Two Sundays ago we hosted a costume birthday party for our twins, a Monster Tea.  For the past several years we haven’t hosted the kids’ parties at our home because it is so much work and there are so many other options available that kids enjoy (Pump It Up, skating, gymnastics, fencing, climbing, Scandia, et al). However, after hosting and/or attending lots of kids’ parties at these venues, eventually the kids (not to mention the adults) grow tired of all of them.  It was time to do something different, and since our kids have reached the age when scary costumes are desirable, a Monster tea party seemed perfect.  The kids were able to use their costumes again (Halloween costumes are barely used when they are outgrown), they got to enjoy a tea party (which is a current favorite), and we could invite the whole class plus siblings (since we were less concerned with keeping below a certain number of attendees).

If there is one thing that I can be accused of, it is that I try to do too much.  I can’t keep it simple.  I wanted to make most of the food myself.  I wanted to put out a nice spread for adults so that they could enjoy some visiting time with other parents if they were inclined to stick around.  I wanted to have plenty of activities so that the kids would not be bored (the kiss of death for any party). I’ve thrown quite a few dinner parties, cocktail parties, and birthday parties, both for kids and for adults.  I tend to pride myself in knowing what to do to ensure that guests enjoy the food and company.  Throwing a really good party is a bit of an art; if it is not well-planned, people have to go looking for beverages and food, and if the event is too buttoned-up it is not usually memorable.

That morning I felt that I was pretty prepared.  I did most of my baking the day before (brownies, blondies, and two types of cupcakes), I had done all my shopping, I had organized a menu for each station (kids’ snacks outside, kids’ food for the sit-down tea, kid beverage station, adults’ food table, adult beverage station).  We had a few games pulled together (Who Am I?- with 30 people/places/things to identify; a skeleton scavenger hunt; a memory game called “At My Birthday I Want”).  We figured that some kids might want to play the dance game on the XBox upstairs, and we always have the soft swords to fight with outside.  If the party slowed down toward the end, we would make a bonfire (I bought makings for s’mores and several boxes of hot chocolate mix, just in case).
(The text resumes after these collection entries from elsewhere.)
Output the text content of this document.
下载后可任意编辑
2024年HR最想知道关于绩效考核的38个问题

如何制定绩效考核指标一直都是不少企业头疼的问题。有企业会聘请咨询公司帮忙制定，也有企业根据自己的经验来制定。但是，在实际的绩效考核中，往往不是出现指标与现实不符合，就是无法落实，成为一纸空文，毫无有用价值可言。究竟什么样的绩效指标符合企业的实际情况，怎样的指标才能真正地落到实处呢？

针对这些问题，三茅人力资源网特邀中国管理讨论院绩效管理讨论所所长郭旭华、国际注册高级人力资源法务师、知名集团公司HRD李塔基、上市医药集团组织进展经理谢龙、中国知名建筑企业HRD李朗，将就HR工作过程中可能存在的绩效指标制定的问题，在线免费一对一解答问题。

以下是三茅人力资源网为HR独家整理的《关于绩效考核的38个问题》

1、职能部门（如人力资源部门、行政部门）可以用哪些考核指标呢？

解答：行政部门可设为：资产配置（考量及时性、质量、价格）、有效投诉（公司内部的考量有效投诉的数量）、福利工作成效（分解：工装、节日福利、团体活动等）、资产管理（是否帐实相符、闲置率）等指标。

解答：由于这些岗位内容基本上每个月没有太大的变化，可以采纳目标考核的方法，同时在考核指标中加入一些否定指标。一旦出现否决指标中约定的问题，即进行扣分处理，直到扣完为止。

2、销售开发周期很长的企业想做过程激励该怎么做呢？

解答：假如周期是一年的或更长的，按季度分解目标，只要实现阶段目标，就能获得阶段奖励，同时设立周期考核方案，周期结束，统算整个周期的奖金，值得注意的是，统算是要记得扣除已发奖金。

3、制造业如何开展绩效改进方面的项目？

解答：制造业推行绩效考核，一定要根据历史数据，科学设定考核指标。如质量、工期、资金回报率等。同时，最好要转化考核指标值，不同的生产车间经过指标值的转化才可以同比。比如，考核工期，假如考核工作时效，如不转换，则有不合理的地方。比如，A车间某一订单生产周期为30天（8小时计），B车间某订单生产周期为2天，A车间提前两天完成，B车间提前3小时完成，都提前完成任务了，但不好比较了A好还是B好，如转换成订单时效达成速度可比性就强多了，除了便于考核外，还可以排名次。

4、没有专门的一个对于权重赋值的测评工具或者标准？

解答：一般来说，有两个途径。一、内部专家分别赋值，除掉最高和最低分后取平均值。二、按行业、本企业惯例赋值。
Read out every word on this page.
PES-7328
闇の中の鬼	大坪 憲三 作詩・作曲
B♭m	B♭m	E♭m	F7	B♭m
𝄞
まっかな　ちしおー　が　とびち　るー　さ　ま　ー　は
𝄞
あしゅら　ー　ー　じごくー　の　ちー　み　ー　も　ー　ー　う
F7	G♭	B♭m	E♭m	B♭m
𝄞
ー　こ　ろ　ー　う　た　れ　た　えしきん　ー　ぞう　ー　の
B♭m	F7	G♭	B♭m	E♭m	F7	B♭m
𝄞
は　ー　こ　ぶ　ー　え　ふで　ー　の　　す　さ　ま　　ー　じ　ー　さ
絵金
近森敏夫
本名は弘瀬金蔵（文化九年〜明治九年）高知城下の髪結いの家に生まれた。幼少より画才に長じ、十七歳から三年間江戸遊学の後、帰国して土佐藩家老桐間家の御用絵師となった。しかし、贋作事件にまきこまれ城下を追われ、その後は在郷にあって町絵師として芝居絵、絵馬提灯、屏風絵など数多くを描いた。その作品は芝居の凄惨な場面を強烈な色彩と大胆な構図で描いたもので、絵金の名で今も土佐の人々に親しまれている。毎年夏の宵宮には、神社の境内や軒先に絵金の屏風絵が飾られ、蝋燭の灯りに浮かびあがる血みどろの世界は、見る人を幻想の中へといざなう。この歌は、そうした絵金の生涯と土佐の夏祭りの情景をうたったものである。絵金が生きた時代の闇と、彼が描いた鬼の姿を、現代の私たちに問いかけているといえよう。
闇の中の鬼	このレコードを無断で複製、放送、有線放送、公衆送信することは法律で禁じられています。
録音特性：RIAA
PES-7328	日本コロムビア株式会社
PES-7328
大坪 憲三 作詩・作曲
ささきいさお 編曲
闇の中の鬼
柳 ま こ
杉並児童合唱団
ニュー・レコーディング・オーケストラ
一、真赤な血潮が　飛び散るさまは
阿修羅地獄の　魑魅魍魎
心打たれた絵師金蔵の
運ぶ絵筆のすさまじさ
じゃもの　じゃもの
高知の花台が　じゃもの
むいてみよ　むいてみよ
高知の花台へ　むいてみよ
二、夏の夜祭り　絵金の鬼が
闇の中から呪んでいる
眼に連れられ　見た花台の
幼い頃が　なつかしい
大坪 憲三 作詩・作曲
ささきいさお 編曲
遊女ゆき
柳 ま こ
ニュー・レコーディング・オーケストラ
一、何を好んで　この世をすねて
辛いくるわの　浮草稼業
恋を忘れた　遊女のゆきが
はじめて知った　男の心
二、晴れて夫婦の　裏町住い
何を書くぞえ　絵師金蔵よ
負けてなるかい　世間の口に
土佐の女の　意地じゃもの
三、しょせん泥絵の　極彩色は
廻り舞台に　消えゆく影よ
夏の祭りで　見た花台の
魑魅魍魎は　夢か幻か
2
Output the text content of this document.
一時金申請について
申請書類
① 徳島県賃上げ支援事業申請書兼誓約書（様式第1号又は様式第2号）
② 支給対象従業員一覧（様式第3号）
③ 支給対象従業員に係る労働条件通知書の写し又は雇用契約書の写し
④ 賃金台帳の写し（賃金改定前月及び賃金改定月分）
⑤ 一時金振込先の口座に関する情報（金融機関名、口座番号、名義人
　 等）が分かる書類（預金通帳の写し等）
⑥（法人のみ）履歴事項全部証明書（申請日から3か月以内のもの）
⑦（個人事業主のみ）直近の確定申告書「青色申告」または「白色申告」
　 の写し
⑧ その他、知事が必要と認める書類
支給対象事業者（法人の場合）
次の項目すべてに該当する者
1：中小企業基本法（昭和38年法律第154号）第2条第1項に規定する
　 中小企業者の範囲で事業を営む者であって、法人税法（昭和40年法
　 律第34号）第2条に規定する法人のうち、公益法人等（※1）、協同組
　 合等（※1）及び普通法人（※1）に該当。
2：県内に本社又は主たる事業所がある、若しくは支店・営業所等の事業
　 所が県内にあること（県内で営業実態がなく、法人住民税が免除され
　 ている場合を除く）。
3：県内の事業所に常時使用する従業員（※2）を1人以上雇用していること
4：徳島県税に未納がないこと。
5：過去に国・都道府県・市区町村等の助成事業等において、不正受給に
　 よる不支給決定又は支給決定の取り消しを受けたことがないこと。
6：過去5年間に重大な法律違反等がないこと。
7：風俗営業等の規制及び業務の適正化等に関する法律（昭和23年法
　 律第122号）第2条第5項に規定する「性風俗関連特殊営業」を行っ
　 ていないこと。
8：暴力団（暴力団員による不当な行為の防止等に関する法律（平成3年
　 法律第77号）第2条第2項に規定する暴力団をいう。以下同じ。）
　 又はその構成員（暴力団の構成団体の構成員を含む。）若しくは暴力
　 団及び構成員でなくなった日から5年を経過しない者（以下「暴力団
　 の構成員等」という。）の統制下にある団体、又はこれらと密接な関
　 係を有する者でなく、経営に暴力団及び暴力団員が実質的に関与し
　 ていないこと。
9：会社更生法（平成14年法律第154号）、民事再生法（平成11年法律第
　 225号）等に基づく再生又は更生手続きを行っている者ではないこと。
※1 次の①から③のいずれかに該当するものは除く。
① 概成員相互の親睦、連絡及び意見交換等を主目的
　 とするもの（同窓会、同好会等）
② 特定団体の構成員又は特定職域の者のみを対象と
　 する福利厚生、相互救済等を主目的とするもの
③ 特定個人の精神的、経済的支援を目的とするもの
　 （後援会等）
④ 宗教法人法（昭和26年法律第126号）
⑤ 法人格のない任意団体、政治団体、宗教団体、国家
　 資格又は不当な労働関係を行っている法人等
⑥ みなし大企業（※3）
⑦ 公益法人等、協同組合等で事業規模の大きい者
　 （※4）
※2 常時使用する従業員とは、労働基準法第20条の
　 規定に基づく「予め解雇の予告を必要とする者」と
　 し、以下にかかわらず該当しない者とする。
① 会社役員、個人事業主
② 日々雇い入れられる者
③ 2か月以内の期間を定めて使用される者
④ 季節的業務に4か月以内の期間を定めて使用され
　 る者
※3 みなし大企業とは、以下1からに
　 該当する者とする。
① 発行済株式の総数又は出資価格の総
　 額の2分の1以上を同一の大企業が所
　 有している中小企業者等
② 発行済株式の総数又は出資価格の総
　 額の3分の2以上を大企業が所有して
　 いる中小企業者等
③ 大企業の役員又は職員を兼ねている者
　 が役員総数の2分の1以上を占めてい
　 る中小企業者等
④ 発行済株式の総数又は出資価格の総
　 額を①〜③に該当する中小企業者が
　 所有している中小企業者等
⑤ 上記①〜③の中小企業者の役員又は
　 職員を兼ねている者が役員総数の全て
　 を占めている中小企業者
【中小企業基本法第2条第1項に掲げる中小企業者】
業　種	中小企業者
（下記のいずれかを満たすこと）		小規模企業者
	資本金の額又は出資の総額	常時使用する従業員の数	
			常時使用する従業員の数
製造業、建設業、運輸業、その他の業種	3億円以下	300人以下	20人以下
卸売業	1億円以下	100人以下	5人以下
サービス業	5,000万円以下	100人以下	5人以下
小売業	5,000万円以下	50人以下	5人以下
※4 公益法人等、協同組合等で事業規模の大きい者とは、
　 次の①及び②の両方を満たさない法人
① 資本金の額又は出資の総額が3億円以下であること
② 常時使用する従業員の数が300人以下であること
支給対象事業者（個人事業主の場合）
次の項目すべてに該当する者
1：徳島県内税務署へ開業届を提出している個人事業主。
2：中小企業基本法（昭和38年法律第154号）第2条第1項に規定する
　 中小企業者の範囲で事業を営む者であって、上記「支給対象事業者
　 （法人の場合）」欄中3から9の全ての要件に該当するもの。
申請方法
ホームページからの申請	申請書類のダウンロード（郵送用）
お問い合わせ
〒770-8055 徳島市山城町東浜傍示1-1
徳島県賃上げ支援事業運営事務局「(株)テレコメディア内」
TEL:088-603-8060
Manly Guy and I joked that *someone* would forget to change their clocks and arrive an hour early.

My family has the sense to know to avoid me in the last hour before an event.  My husband always reminds the kids to “leave Mommy alone” right before a party.  I am a raving b!&@h.  There is always a lot left to do (no matter how well-planned I think it has been), and I am very focused, not taking the time or energy for niceties.  In the last hour before the Monster Tea, I needed to finish making the tea cakes, make tea sandwiches, set up both beverage stations, put out the games and set up the bubble station.  Yes, it was going to be a busy hour, but I felt that I could get everything done as long as I stayed on task.  Then, a few minutes before 3 PM, the doorbell rings.  Really?!  More than an hour before our start time of 4 PM?  We opened the door, and there was a classmate of the twins’ with his mom.  We looked at the mom, very surprised, and said something about not changing her clocks.  She looked back at us, also very surprised.  She showed us the Evite on her phone that somehow shows a start time of 3 PM.  I run upstairs and check my computer, which definitely shows a start-time of 4.  We panic a bit, hoping that we only have one early arrival.  (Thankfully, she was the only one.)

The Mom offered to help at least, so I gave her the task of making tea sandwiches while I finished making the tea cakes.  I knew that she was trying to be helpful, but having a guest early really messed up my mindset.  I couldn’t focus on what I needed to do, as I needed to be friendly and keep her busy with stuff so that she felt useful.  I lost my momentum, forgot to set up the beverage stations, and felt utterly behind as guests started to arrive in earnest at 4.  To top off my feeling of not having my act together, we were totally swamped with kids.  Our Evite gave an estimate of 17 guests, including adults.  I knew that not everyone had responded, and assumed that we would have between 20 and 25 kids, along with a handful of adults.  In the first half-hour of the party it was clear that the 24 gift bags that I had assembled was not going to be enough (thank goodness I had additional stuff upstairs to make more).  I struggled to greet everyone, get the drink stations set-up, let go of the idea of having games, and just try to ride the wave of chaos that took over the house and the yard.   In the end, I served a sit-down tea in the backyard for about 30 kids (not all would fit at the tables), hosted at least ten adults for a wine and cheese gathering in the living room, tried to keep the kids from doing anything too crazy in the yard (much sword-fighting went on), ensured that the kids upstairs were taking turns with the XBox dance game, and gave away 34 gift bags to kids that weren’t mine.

From the feedback that I got as people were leaving, everyone had a great time.  The twins loved their birthday party.  Clean-up the next day went faster than I expected, and within twenty-four hours the house was good as new.  But I still chuckle when I think of The Mom (who arrived early) when she was leaving: “Good thing I arrived early, isn’t it?”